AMD is looking for a world class AI frameworks engineer who can provide technical leadership in the development of various AI frameworks in the AMD ecosystem. You will play a pivotal role in developing and optimizing deep learning frameworks for AMD GPUs. You will engage with both internal GPU library teams and open-source maintainers to ensure seamless integration of optimizations, utilizing cutting-edge compiler technologies and advanced engineering principles to drive continuous improvement.

Responsibilities

Optimize Deep Learning Frameworks: Enhance and optimize frameworks like PyTorch, vLLM, SGLang for AMD GPUs in open-source repositories.

Develop GPU Kernels: Create and optimize GPU kernels to maximize performance for specific AI operations.

Develop & Optimize Models: Design and optimize deep learning models using quantization specifically for AMD GPU performance.

Collaborate with GPU Library Teams: Work closely with internal teams to analyze and improve training and inference performance on AMD GPUs.

Collaborate with Open-Source Maintainers: Engage with framework maintainers to ensure code changes are aligned with requirements and integrated upstream.

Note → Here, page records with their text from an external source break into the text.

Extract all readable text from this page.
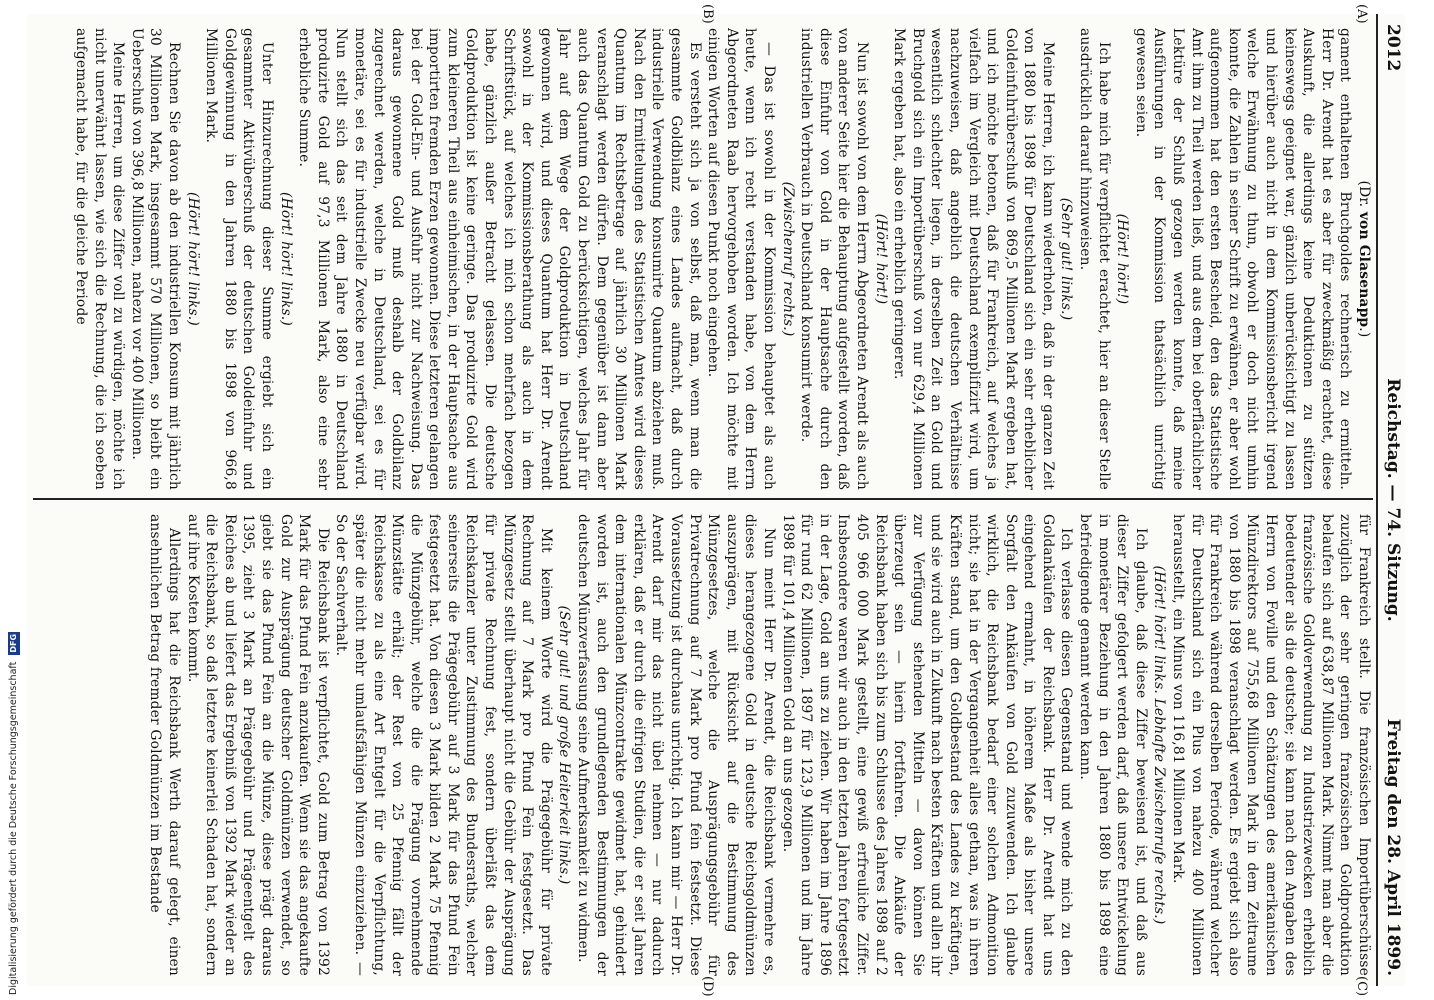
2012
Reichstag. — 74. Sitzung.
Freitag den 28. April 1899.
(A)
(B)
(C)
(D)

(Dr. von Glasenapp.)

gament enthaltenen Bruchgoldes rechnerisch zu ermitteln. Herr Dr. Arendt hat es aber für zweckmäßig erachtet, diese Auskunft, die allerdings keine Deduktionen zu stützen keineswegs geeignet war, gänzlich unberücksichtigt zu lassen und hierüber auch nicht in dem Kommissionsbericht irgend welche Erwähnung zu thun, obwohl er doch nicht umhin konnte, die Zahlen in seiner Schrift zu erwähnen, er aber wohl aufgenommen hat den ersten Bescheid, den das Statistische Amt ihm zu Theil werden ließ, und aus dem bei oberflächlicher Lektüre der Schluß gezogen werden konnte, daß meine Ausführungen in der Kommission thatsächlich unrichtig gewesen seien.

(Hört! hört!)

Ich habe mich für verpflichtet erachtet, hier an dieser Stelle ausdrücklich darauf hinzuweisen.

(Sehr gut! links.)

Meine Herren, ich kann wiederholen, daß in der ganzen Zeit von 1880 bis 1898 für Deutschland sich ein sehr erheblicher Goldeinfuhrüberschuß von 869,5 Millionen Mark ergeben hat, und ich möchte betonen, daß für Frankreich, auf welches ja vielfach im Vergleich mit Deutschland exemplifizirt wird, um nachzuweisen, daß angeblich die deutschen Verhältnisse wesentlich schlechter liegen, in derselben Zeit an Gold und Bruchgold sich ein Importüberschuß von nur 629,4 Millionen Mark ergeben hat, also ein erheblich geringerer.

(Hört! hört!)

Nun ist sowohl von dem Herrn Abgeordneten Arendt als auch von anderer Seite hier die Behauptung aufgestellt worden, daß diese Einfuhr von Gold in der Hauptsache durch den industriellen Verbrauch in Deutschland konsumirt werde.

(Zwischenruf rechts.)

— Das ist sowohl in der Kommission behauptet als auch heute, wenn ich recht verstanden habe, von dem Herrn Abgeordneten Raab hervorgehoben worden. Ich möchte mit einigen Worten auf diesen Punkt noch eingehen.

Es versteht sich ja von selbst, daß man, wenn man die gesammte Goldbilanz eines Landes aufmacht, daß durch industrielle Verwendung konsumirte Quantum abziehen muß. Nach den Ermittelungen des Statistischen Amtes wird dieses Quantum im Rechtsbetrage auf jährlich 30 Millionen Mark veranschlagt werden dürfen. Dem gegenüber ist dann aber auch das Quantum Gold zu berücksichtigen, welches Jahr für Jahr auf dem Wege der Goldproduktion in Deutschland gewonnen wird, und dieses Quantum hat Herr Dr. Arendt sowohl in der Kommissionsberathung als auch in dem Schriftstück, auf welches ich mich schon mehrfach bezogen habe, gänzlich außer Betracht gelassen. Die deutsche Goldproduktion ist keine geringe. Das produzirte Gold wird zum kleineren Theil aus einheimischen, in der Hauptsache aus importirten fremden Erzen gewonnen. Diese letzteren gelangen bei der Gold-Ein- und Ausfuhr nicht zur Nachweisung. Das daraus gewonnene Gold muß deshalb der Goldbilanz zugerechnet werden, welche in Deutschland, sei es für monetäre, sei es für industrielle Zwecke neu verfügbar wird. Nun stellt sich das seit dem Jahre 1880 in Deutschland produzirte Gold auf 97,3 Millionen Mark, also eine sehr erhebliche Summe.

(Hört! hört! links.)

Unter Hinzurechnung dieser Summe ergiebt sich ein gesammter Aktivüberschuß der deutschen Goldeinfuhr und Goldgewinnung in den Jahren 1880 bis 1898 von 966,8 Millionen Mark.

(Hört! hört! links.)

Rechnen Sie davon ab den industriellen Konsum mit jährlich 30 Millionen Mark, insgesammt 570 Millionen, so bleibt ein Ueberschuß von 396,8 Millionen, nahezu vor 400 Millionen.

Meine Herren, um diese Ziffer voll zu würdigen, möchte ich nicht unerwähnt lassen, wie sich die Rechnung, die ich soeben aufgemacht habe, für die gleiche Periode

für Frankreich stellt. Die französischen Importüberschüsse zuzüglich der sehr geringen französischen Goldproduktion belaufen sich auf 638,87 Millionen Mark. Nimmt man aber die französische Goldverwendung zu Industriezwecken erheblich bedeutender als die deutsche; sie kann nach den Angaben des Herrn von Foville und den Schätzungen des amerikanischen Münzdirektors auf 755,68 Millionen Mark in dem Zeitraume von 1880 bis 1898 veranschlagt werden. Es ergiebt sich also für Frankreich während derselben Periode, während welcher für Deutschland sich ein Plus von nahezu 400 Millionen herausstellt, ein Minus von 116,81 Millionen Mark.

(Hört! hört! links. Lebhafte Zwischenrufe rechts.)

Ich glaube, daß diese Ziffer beweisend ist, und daß aus dieser Ziffer gefolgert werden darf, daß unsere Entwickelung in monetärer Beziehung in den Jahren 1880 bis 1898 eine befriedigende genannt werden kann.

Ich verlasse diesen Gegenstand und wende mich zu den Goldankäufen der Reichsbank. Herr Dr. Arendt hat uns eingehend ermahnt, in höherem Maße als bisher unsere Sorgfalt den Ankäufen von Gold zuzuwenden. Ich glaube wirklich, die Reichsbank bedarf einer solchen Admonition nicht; sie hat in der Vergangenheit alles gethan, was in ihren Kräften stand, um den Goldbestand des Landes zu kräftigen, und sie wird auch in Zukunft nach besten Kräften und allen ihr zur Verfügung stehenden Mitteln — davon können Sie überzeugt sein — hierin fortfahren. Die Ankäufe der Reichsbank haben sich bis zum Schlusse des Jahres 1898 auf 2 405 966 000 Mark gestellt, eine gewiß erfreuliche Ziffer. Insbesondere waren wir auch in den letzten Jahren fortgesetzt in der Lage, Gold an uns zu ziehen. Wir haben im Jahre 1896 für rund 62 Millionen, 1897 für 123,9 Millionen und im Jahre 1898 für 101,4 Millionen Gold an uns gezogen.

Nun meint Herr Dr. Arendt, die Reichsbank vermehre es, dieses herangezogene Gold in deutsche Reichsgoldmünzen auszuprägen, mit Rücksicht auf die Bestimmung des Münzgesetzes, welche die Ausprägungsgebühr für Privatrechnung auf 7 Mark pro Pfund fein festsetzt. Diese Voraussetzung ist durchaus unrichtig. Ich kann mir — Herr Dr. Arendt darf mir das nicht übel nehmen — nur dadurch erklären, daß er durch die eifrigen Studien, die er seit Jahren dem internationalen Münzcontrakte gewidmet hat, gehindert worden ist, auch den grundlegenden Bestimmungen der deutschen Münzverfassung seine Aufmerksamkeit zu widmen.

(Sehr gut! und große Heiterkeit links.)

Mit keinem Worte wird die Prägegebühr für private Rechnung auf 7 Mark pro Pfund Fein festgesetzt. Das Münzgesetz stellt überhaupt nicht die Gebühr der Ausprägung für private Rechnung fest, sondern überläßt das dem Reichskanzler unter Zustimmung des Bundesraths, welcher seinerseits die Prägegebühr auf 3 Mark für das Pfund Fein festgesetzt hat. Von diesen 3 Mark bilden 2 Mark 75 Pfennig die Münzgebühr, welche die die Prägung vornehmende Münzstätte erhält; der Rest von 25 Pfennig fällt der Reichskasse zu als eine Art Entgelt für die Verpflichtung, später die nicht mehr umlaufsfähigen Münzen einzuziehen. — So der Sachverhalt.

Die Reichsbank ist verpflichtet, Gold zum Betrag von 1392 Mark für das Pfund Fein anzukaufen. Wenn sie das angekaufte Gold zur Ausprägung deutscher Goldmünzen verwendet, so giebt sie das Pfund Fein an die Münze, diese prägt daraus 1395, zieht 3 Mark an Prägegebühr und Prägeentgelt des Reiches ab und liefert das Ergebniß von 1392 Mark wieder an die Reichsbank, so daß letztere keinerlei Schaden hat, sondern auf ihre Kosten kommt.

Allerdings hat die Reichsbank Werth darauf gelegt, einen ansehnlichen Betrag fremder Goldmünzen im Bestande

Digitalisierung gefördert durch die Deutsche Forschungsgemeinschaft DFG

Software Engineering Best Practices: Apply sound engineering principles to ensure robust, maintainable solutions.

Qualifications

Minimum

No minimum qualifications listed.

Preferred

GPU Kernel Development & Optimization: Experienced in designing and optimizing GPU kernels for deep learning on AMD GPUs using HIP, CUDA, and assembly (ASM). Strong knowledge of AMD architectures (GCN, RDNA) and low-level programming to maximize performance for AI operations, leveraging tools like Compute Kernel (CK), CUTLASS, and Triton for multi-GPU and multi-platform performance.

Experience with AI software framework, such as PyTorch, vLLM, SGLang, benchmarking and profiling.

Experience using profiling and benchmark tooling for large models.

Experience with model optimization, such as low-precision quantization (MXFP4, FP8, INT4), sparsity.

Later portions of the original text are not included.